Mar cinzento

Data 24/05/2010 22:21:47 | Tópico: Crónicas


Recortava-se a silhueta no pontão do cais entre a bruma levantada pela fúria das ondas cujos salpicos lhe fendiam os sulcos das rugas mil vezes castigadas pela fúria do sol e do sal do mar. Impassível e imune às bátegas de azul-mar que lhe vinham beijar os pés o velho lançava o anzol do olhar no horizonte, lá onde o azul do mar era esbatido pela cinza do céu enfurecido, da mesma cor da rocha bruta onde assentava os pés, da mesma cor da pele macilenta e fustigada dando a ideia de ser mais velho do que realmente era. Corria como um sopro de mau anúncio a brisa em novelos sobre o cobertor que lhe cobria os ombros.
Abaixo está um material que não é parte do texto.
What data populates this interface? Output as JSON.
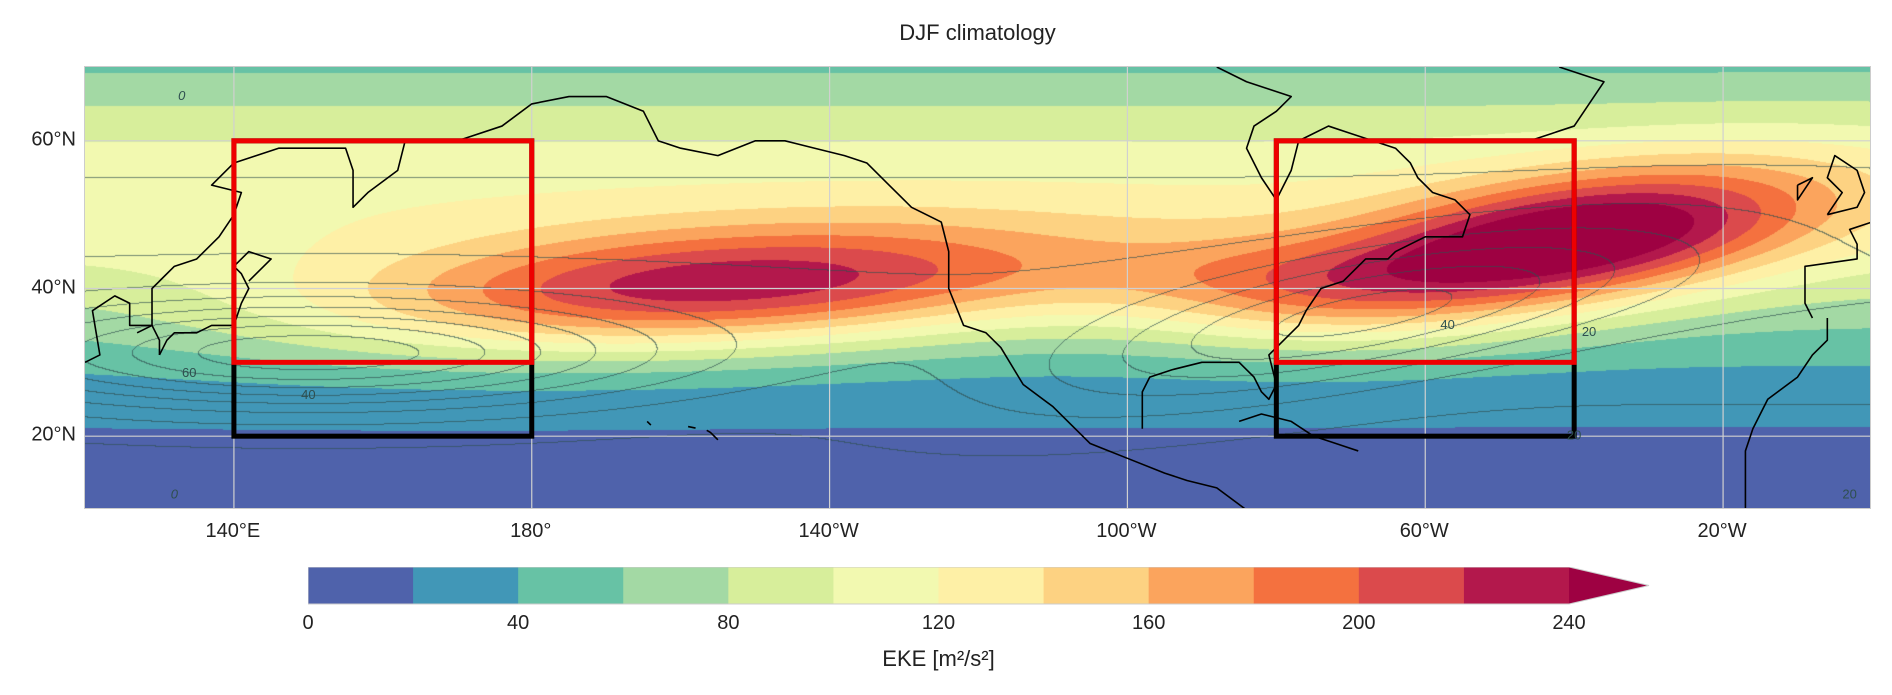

Não se ufanava o velho das mil histórias de bravatas de pescarias longínquas, nem se lembrava das voltas do mar do norte, só pensava na traineira que se fizera ao mar aos primeiros raios de sol da madrugada onde os seus filhos embarcaram, só se lembrava do nó na garganta que sentira quando a frágil embarcação desapareceu na neblina matinal virando a popa ao sol nascente.
Habituou-se desde sempre a virar costas ao sol, que impiedoso lhe zurzia as costas na faina implacável que o mestre contabilizava na hora de repartir o arrego. Lembrou as rostos dos filhos quase tão velhos como ele ao lusco fusco da madrugada, sempre se lembra de os conhecer assim velhos, tal como ele, tal como os netos que em casa aguardam a chegada dos pais, todos velhos... Filhos de velhos que nascem velhos.